Le Sénat a consacré sa séance de ce mardi à l’audition du rapport d’analyse de la Cour des comptes relatif au projet de loi de révision des prévisions budgétaires 2025-2026. Cette analyse a été présentée par le Président de cette institution, Léopold Kabura, qui a passé en revue les grandes lignes des recettes et des dépenses de l’État.
Selon la Cour des comptes, le budget révisé repose sur les prévisions des recettes à encaisser par le Trésor public et des dépenses à exécuter. Les recettes totales attendues s’élèvent désormais à plus de 5 004 milliards de Francs Burundais, contre plus de 4 821 milliards initialement prévus dans la loi de finances. Une augmentation de plus de 182 milliards de francs, soit 3,78 %, est ainsi enregistrée. Toutefois, le rapport pointe du doigt une forte hausse des exonérations fiscales et douanières. Entre juillet et novembre 2025, soit en cinq mois seulement, les exonérations accordées ont atteint plus de 141 milliards de francs burundais, alors que plus de 111 milliards étaient prévus pour toute la période, représentant 126,61 % du montant initialement programmé. Une situation qui dépasse largement les projections budgétaires.
La Cour relève également l’absence de prévisions claires concernant le compte destiné aux avances accordées aux étudiants (pré-bourses), sans indication précise des montants concernés.

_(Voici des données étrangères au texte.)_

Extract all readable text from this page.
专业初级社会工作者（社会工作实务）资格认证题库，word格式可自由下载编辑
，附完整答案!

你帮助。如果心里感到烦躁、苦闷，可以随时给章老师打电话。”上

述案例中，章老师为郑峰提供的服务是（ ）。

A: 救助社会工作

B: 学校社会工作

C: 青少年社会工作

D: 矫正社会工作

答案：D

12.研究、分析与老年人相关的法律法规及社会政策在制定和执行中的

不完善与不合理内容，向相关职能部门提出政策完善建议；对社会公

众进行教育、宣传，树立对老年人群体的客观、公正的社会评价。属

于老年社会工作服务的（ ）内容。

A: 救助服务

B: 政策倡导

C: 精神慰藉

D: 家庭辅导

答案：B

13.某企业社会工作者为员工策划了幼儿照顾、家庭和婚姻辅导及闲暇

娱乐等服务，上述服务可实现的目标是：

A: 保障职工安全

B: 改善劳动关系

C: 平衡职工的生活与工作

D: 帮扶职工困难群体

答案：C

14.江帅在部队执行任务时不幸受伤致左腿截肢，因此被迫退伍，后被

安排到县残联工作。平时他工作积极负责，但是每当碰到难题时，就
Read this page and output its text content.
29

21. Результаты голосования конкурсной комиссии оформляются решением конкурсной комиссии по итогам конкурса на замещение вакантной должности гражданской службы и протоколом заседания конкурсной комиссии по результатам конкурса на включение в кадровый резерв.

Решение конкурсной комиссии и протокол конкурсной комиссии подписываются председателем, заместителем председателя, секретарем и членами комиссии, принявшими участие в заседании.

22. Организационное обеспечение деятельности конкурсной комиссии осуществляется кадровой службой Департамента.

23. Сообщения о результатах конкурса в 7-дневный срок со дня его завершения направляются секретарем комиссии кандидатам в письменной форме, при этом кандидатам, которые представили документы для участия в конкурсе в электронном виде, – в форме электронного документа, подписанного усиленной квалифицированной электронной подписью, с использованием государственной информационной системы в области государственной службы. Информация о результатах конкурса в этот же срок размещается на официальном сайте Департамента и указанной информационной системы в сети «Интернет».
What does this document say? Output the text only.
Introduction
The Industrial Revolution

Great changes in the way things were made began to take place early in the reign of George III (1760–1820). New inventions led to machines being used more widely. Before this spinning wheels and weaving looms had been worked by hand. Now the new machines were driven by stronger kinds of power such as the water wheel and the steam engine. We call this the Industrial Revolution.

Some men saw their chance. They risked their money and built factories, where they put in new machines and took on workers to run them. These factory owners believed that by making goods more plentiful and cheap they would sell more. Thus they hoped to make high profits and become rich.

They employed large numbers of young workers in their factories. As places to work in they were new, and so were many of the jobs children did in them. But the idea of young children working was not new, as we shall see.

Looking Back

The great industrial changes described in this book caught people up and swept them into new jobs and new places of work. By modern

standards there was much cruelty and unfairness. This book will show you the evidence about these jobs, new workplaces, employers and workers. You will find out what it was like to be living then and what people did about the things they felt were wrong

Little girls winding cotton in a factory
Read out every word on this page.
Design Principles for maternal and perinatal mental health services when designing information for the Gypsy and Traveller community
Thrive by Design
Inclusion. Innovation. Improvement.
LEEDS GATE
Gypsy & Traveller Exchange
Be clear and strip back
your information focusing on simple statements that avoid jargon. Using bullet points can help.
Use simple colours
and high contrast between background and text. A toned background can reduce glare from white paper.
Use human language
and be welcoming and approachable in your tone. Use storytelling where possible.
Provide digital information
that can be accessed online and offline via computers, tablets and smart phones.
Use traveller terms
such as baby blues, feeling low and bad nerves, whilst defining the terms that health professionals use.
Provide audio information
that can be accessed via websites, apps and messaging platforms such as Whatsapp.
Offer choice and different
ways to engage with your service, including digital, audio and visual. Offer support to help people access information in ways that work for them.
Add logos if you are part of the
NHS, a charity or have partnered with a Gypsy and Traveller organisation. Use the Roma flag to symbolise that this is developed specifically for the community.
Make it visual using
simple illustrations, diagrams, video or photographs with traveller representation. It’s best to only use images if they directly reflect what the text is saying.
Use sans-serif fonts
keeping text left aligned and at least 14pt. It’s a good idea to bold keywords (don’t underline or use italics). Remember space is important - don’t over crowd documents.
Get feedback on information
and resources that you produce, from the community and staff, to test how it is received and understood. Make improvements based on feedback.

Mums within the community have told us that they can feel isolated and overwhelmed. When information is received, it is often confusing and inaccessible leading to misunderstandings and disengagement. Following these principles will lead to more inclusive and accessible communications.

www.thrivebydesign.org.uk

Autre constat préoccupant : la baisse des recettes issues de la commercialisation des produits agricoles de l’État, notamment le maïs géré par l’ANAGESSA, avec la fermeture pure et simple du compte y relatif.
Du côté des dépenses, les charges liées aux assurances ont connu une hausse significative de 57,95 %, tandis que les dépenses d’investissement ont bondi de 583 %. En revanche, le déficit budgétaire a été revu à la baisse : il s’établit désormais à plus de 347,9 milliards de Francs Burundais, contre plus de 436,8 milliards dans la loi initiale, soit une réduction de 20,33 %. Selon le rapport d’analyse, ce déficit devrait être comblé par des emprunts intérieurs à hauteur de plus de 394 milliards de Francs Burundais et des financements extérieurs estimés à plus de 46 milliards de Francs Burundais.
Face à ces constats, la Cour des comptes recommande au Sénat burundais de convoquer le Ministre en charge des Finances afin qu’il s’explique sur la montée des exonérations fiscales, l’affectation des fonds qui seront remboursés par les anciens étudiants, la baisse des recettes issues des entreprises commerciales de l’État, ainsi que sur l’augmentation des dépenses d’assurances et la réduction des contributions aux organisations internationales.
Une audition qui s’annonce décisive, alors que les Sénateurs cherchent à s’assurer que la révision budgétaire serve réellement la transparence, la discipline financière et les priorités de développement du pays.